10 Ways to Defeat the Evil Monster of Defensiveness
Defensive leaders bristle at the hint that they could have done better.
Defensive leaders believe you’re the problem.
Self-protective leaders justify themselves and attack others.
4 reasons leaders justify defensiveness:
Defensiveness finds reasons to throw stones.
- They lack experience. Inexperience is the reason you can ignore people.
- They don’t see the whole picture. They just don’t understand.
- They’re acting selfishly. Anyone who challenges you must be self-serving.
- They always have something negative to say. “Always” is a defensive leaders favorite word.
3 dangers all defensive leaders face:
- Repeating the past when the future needs to change. You can’t dig your heels in and move forward at the same time.

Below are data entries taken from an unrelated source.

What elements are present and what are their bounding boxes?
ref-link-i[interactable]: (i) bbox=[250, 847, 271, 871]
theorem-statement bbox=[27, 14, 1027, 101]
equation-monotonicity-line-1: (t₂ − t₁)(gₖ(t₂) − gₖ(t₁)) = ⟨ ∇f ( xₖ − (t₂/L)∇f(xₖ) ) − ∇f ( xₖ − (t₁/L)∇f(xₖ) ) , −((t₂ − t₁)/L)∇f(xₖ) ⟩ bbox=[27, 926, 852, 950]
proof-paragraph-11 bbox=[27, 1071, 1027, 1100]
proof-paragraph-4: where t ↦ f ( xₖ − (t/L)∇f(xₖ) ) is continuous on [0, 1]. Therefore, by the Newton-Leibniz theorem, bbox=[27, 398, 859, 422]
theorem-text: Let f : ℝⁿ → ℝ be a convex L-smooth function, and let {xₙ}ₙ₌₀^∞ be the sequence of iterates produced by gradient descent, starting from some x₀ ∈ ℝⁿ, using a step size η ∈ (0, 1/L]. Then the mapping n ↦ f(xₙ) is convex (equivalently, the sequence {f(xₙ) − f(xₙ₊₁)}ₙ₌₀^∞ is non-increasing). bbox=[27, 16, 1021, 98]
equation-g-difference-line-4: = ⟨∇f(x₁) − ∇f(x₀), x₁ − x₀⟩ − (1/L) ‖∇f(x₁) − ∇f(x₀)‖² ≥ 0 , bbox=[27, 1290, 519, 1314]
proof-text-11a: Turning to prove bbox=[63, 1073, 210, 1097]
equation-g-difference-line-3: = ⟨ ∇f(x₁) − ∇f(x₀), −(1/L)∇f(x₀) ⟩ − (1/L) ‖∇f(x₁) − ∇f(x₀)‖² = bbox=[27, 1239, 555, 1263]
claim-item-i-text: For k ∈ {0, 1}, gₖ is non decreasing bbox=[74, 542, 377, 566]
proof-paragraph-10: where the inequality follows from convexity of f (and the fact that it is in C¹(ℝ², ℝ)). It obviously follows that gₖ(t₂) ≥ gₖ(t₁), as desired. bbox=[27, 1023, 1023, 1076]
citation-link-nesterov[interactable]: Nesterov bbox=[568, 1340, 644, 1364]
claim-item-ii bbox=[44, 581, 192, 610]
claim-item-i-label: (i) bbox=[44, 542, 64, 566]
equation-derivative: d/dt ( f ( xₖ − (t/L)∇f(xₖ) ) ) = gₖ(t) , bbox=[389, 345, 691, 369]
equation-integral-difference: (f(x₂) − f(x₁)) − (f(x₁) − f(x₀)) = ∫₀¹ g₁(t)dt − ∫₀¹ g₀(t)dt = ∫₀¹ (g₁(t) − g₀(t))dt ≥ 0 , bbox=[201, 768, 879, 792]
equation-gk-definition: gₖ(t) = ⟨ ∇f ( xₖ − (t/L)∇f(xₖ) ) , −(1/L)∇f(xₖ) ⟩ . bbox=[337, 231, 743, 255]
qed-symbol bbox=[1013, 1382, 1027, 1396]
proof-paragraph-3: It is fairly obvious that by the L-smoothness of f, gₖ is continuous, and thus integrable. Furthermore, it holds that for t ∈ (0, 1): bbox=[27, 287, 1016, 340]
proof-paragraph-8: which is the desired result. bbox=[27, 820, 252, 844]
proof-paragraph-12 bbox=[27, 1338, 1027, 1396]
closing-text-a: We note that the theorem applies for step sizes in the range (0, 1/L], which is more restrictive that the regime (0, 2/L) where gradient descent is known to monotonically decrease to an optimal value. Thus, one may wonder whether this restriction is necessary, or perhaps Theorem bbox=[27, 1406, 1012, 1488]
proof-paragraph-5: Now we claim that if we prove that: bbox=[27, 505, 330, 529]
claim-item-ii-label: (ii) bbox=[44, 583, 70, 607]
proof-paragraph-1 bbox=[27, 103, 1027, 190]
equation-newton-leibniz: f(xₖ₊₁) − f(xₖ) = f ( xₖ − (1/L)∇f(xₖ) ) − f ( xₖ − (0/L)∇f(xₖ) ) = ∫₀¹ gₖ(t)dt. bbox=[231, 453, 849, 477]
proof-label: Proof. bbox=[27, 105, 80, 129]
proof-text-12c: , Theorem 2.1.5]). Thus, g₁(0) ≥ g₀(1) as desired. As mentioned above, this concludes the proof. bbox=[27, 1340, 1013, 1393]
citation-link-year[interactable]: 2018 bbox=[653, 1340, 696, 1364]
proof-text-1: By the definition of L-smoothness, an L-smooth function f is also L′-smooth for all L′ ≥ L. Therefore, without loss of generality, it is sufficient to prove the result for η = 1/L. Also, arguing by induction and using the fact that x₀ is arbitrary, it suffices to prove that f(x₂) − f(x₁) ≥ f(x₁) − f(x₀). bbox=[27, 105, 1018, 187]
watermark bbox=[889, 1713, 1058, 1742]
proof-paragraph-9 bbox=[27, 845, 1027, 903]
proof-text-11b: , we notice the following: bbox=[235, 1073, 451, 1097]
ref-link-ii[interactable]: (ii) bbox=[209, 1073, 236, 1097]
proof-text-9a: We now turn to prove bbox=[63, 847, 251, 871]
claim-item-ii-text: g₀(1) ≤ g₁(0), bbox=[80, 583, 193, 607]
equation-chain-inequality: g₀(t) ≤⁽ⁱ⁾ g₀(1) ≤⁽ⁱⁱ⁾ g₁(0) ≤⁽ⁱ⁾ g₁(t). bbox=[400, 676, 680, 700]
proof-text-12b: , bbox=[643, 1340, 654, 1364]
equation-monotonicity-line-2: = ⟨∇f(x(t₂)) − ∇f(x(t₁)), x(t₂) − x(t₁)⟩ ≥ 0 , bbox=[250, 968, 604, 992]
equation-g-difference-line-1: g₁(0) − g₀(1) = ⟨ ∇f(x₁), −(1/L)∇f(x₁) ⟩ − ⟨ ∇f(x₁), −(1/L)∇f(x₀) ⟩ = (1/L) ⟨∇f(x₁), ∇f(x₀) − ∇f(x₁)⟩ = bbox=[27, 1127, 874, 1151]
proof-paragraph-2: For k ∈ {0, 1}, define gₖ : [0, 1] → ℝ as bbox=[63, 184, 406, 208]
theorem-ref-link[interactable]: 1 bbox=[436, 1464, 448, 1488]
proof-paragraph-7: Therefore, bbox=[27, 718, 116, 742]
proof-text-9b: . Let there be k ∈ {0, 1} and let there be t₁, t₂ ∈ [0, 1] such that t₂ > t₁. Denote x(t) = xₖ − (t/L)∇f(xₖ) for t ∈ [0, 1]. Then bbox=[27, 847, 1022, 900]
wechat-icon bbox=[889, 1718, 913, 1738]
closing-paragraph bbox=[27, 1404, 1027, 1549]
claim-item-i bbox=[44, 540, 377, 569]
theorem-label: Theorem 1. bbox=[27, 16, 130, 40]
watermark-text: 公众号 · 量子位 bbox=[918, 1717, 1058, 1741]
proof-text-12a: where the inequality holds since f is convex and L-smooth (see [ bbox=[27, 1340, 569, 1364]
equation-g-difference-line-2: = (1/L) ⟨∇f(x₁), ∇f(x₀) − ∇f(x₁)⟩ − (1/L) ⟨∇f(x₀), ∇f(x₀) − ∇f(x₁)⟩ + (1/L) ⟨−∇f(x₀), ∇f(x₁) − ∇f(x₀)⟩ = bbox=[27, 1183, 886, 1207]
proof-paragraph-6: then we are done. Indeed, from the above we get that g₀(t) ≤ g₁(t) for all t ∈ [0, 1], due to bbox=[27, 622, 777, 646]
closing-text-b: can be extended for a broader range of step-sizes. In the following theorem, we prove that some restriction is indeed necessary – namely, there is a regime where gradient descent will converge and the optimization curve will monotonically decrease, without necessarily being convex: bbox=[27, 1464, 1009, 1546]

- De-energizing talented teammates who strive for improvement, but feel ignored and rejected.
- Closed minds in turbulent times. Defensiveness doesn’t prepare for the future.
5 ways to defeat defensiveness in yourself:
- Commit to personal growth.
- Stay vulnerable. Vulnerability is fertilizer to growth.
- Don’t explain why you’re right when you receive uncomfortable feedback.
- Explore how to be better when challenged. The drive of success is “better”.
- Find agreement on assumptions. Feedback often addresses surface issues. Go one step below the surface of uncomfortable feedback. Explore options after aligning assumptions.
10 ways to defeat defensiveness in others:
Defensive teammates have already determined that you’re wrong and they’re right.
- Back down when you encounter self-protective responses. Defensiveness is unacknowledged insecurity.
- Avoid telling people what they think.
- Stop making suggestions. Every new suggestion encounters a higher wall.
- Create safe environments. Show respect.
- Focus on issues not personalities.
- Explore assumptions, values, and purpose.
- What’s important to you?
- Why does this matter?
- What are you trying to accomplish?
- Maintain gratitude. A grateful heart stays open. Say, “Thank you.”
- Be honest and open.
- Stay curious.
- Stand for your beliefs with kindness.
What are some dangers of defensiveness?
How might leaders deal with defensiveness?
Leaders need to be prepared for good or bad. Not every situation is written in stone, be fair and flexible. If you made a mistake own it and fix it. If others make a mistake you still have to fix it as a cooperative. Limit exposure of the blame in front of clients, work behind the scenes with the team. Nurturing growth with success for everyone, not just the Leadership. Happy Father’s day too! Cheers
Thanks Tim. It seems like it’s been a while. I’m glad you shared your insights.
Happy Father’s Day to you too!
I’m here everyday, just some days I can’t expound on your quality! Your followers comments have already beaten me to the suggestions. I just absorb what others are saying too!
Defensiveness is honestly one of my biggest struggles. I can get so invested into my ideas and think they’re really the best and nothing can top them that I forget that other people have good ideas, too. In fact, other people typically will have improvements for my idea that I didn’t see, but instead of embracing those improvements, I get defensive and assume that the person hates my idea an thinks I’m an idiot (and of course I know that’s not true).
Leaders might deal with defensiveness by being humble and willing to change and develop. It’s simple enough to say in a single sentence, but it’s a desperately intricate process that requires constant focus by the leader.
Excellent p[ost, Dan — thank you! And, Happy Father’s Day!
Guilty as charged. I did recognize sometime back that I have a defensive habit and I have been working on it. This article is timely because I know have more ideas on how to tackle defensiveness in myself and how to deal with defensive people. Thank you
One of my favorite Ken Blanchard Quotes, “Feedback is the Breakfast of Champions”.
“Stand for your beliefs with kindness.”
Brilliant! Something I think could be done much better in this political climate!
Thanks for crystallizing some concepts that I know exist in me. I sometimes get defensive and dig my heels in and say I’m going to move forward. The best way I combat that (once I’m aware) is to just acknowledge the situation as it is and decide to approach it differently so I can move forward.
The other problem I encounter is that I’m a helper. You’ve got a problem, well I can help! It’s kind of my thing, so I’m always making suggestions. Most of the time, people don’t want to hear that suggestion. So, I think I’m just going to focus on asking the other person questions such as if they would like advice or any other questions to help them explore the problem (if they are open to it).
This is a tough one. I recently read (somewhere!) this quote, which helps me a lot: “When you notice yourself feeling defensive, recognize that one of your illusions is being challenged.”
You are amazing Dan. Thank you so mush.
Great post, thanks. This is the one I find the hardest. “Stop making suggestions. Every new suggestion encounters a higher wall.” Sometimes you’ve just got to listen and create the space for the other person to feel like they’re heard.